When a transverse magnetic field is used to a moving conducting fluid, the flowing conducting fluid cuts the magnetic field and induces a voltage. The fluid velocity, or flow rate, is proportional to the induced voltage.
Construction
The following are the key components of this magnetic flow meter:
The flow rate of a conducting fluid is to be monitored through a non-magnetic and non-conducting pipe. Two electrodes are linked to the pipe, conveying the conducting fluid on opposite sides. The flowing conducting fluid comes into touch with these electrodes. The pipe is enclosed by an electromagnet, which generates a magnetic field. Operation
This magnetic flow gauge is centered on Faraday’s induced voltage law, which is:
E = BLV
Where,
- E stands for induced voltage (volts)
- B is the flux density (Gauss)
- L = Conductor’s length, which is equal to the pipe’s diameter (cm)
- V = Average conductor (fluid) velocity in cm/sec.
When a conducting liquid flows through a conduit that is subjected to a magnetic field, the magnetic field is interrupted, resulting in a voltage. Because the magnetic field remains constant, the voltage measured between the electrodes is proportional to the average fluid velocity and diameter (length).

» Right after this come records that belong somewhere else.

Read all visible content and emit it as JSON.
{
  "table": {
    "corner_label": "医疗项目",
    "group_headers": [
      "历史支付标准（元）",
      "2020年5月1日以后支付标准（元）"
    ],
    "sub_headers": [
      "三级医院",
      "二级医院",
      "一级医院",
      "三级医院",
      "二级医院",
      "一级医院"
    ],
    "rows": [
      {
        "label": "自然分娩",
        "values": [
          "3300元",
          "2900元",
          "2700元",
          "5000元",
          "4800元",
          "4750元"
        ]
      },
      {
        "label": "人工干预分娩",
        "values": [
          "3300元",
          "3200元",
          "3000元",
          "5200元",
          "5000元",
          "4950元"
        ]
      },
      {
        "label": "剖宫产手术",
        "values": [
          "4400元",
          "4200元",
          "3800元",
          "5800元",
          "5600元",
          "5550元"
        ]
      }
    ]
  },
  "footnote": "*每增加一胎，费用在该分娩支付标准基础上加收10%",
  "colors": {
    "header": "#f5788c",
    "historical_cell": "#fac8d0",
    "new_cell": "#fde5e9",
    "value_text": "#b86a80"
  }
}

It thus serves as a measure of volumetric flow rate.
Applications
- Flow rates of conducting fluids are measured with this device.

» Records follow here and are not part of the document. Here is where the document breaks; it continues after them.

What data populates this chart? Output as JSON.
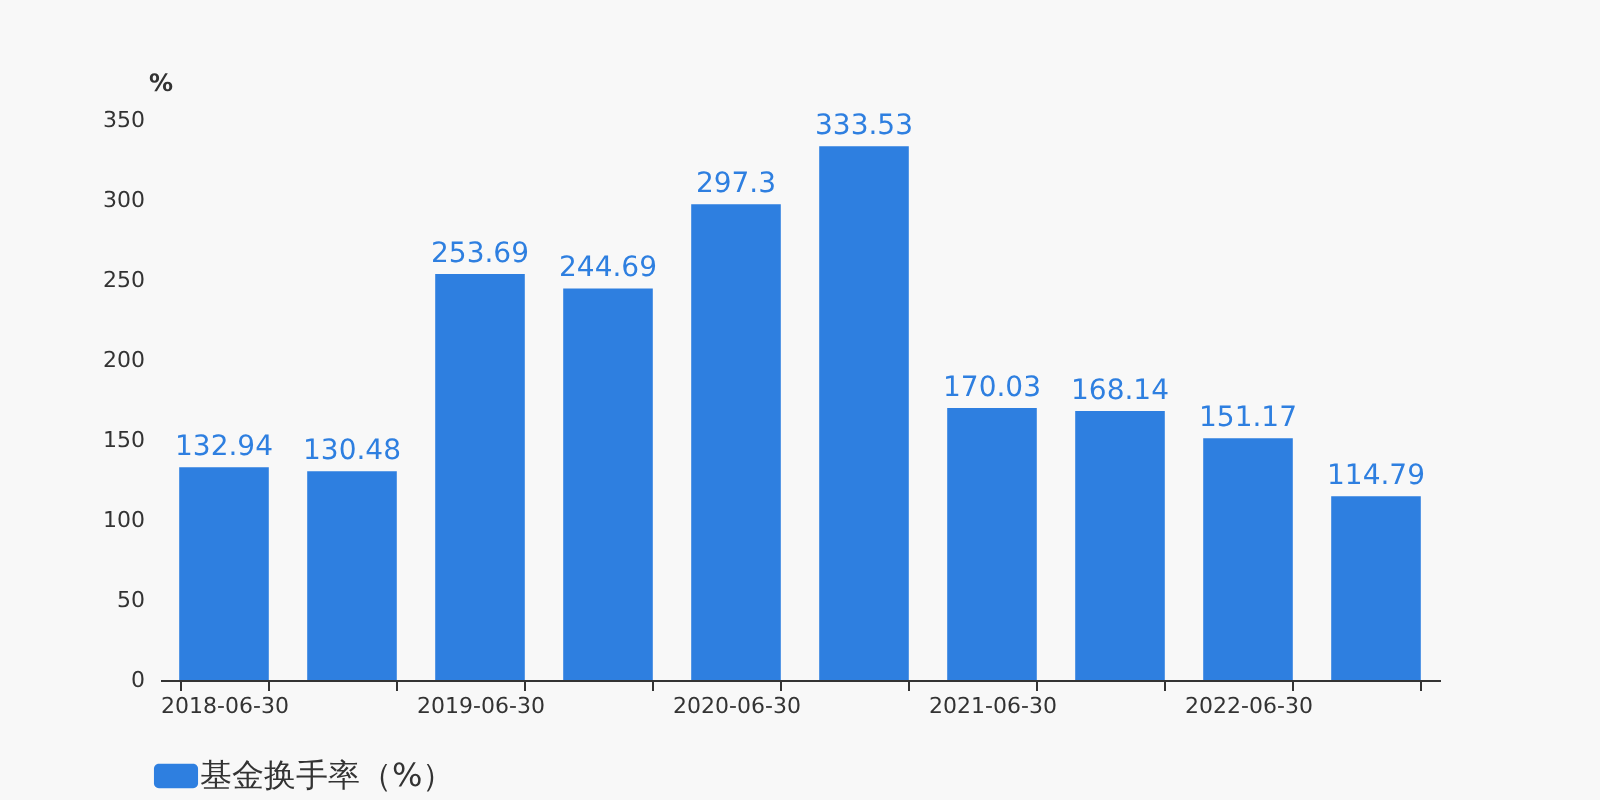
{
  "chart_data": {
    "type": "bar",
    "ylabel": "%",
    "categories": [
      "2018-06-30",
      null,
      "2019-06-30",
      null,
      "2020-06-30",
      null,
      "2021-06-30",
      null,
      "2022-06-30",
      null
    ],
    "series": [
      {
        "name": "基金换手率（%）",
        "color": "#2e7fe0",
        "values": [
          132.94,
          130.48,
          253.69,
          244.69,
          297.3,
          333.53,
          170.03,
          168.14,
          151.17,
          114.79
        ]
      }
    ],
    "ylim": [
      0,
      350
    ],
    "yticks": [
      0,
      50,
      100,
      150,
      200,
      250,
      300,
      350
    ],
    "grid": false,
    "legend": "bottom",
    "data_labels": true
  }
}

- Slurry, corrosive, and abrasive fluid flow rates are measured with this instrument.
- The magnetic flow meter is used to monitor bidirectional flows by automatically reversing connections.
Advantages
- Because these meters do not hinder flow, there is no pressure drop.
- It makes no difference whether the flow is laminar or turbulent for measurements.
- It provides precise findings.
- It has a high level of reliability, which means it provides consistent results over a lengthy period.
- It can work with oily materials as well as fluids with suspended particulates.
- The test is not affected by viscosity, density, temperature, or pressure.
Limitations
- Particular conduction conditions must be met by the fluid whose flow rate is to be monitored.
- To acquire accurate results, the fluid in the pipe should be filled.
- Errors are caused by air and gas bubbles in the fluid. The electrodes may become coated with scales when exposed to certain substances, affecting the output signal. Cleaning the electrodes, on the other hand, can take care of this.
- The output voltage is frequently low, necessitating amplification.
Conclusion
On the market, there are various types of magnetic flow meter, often known as mag meters. Each of these devices has a distinct purpose, yet they all follow the principles of Faraday’s law. Because different mag meters are used for other things, picking the right one and knowing how to use it effectively are critical for a successful fluid measurement project. When choosing this measurement equipment, consider variables such as dependability, precision, affordability, and user-friendliness.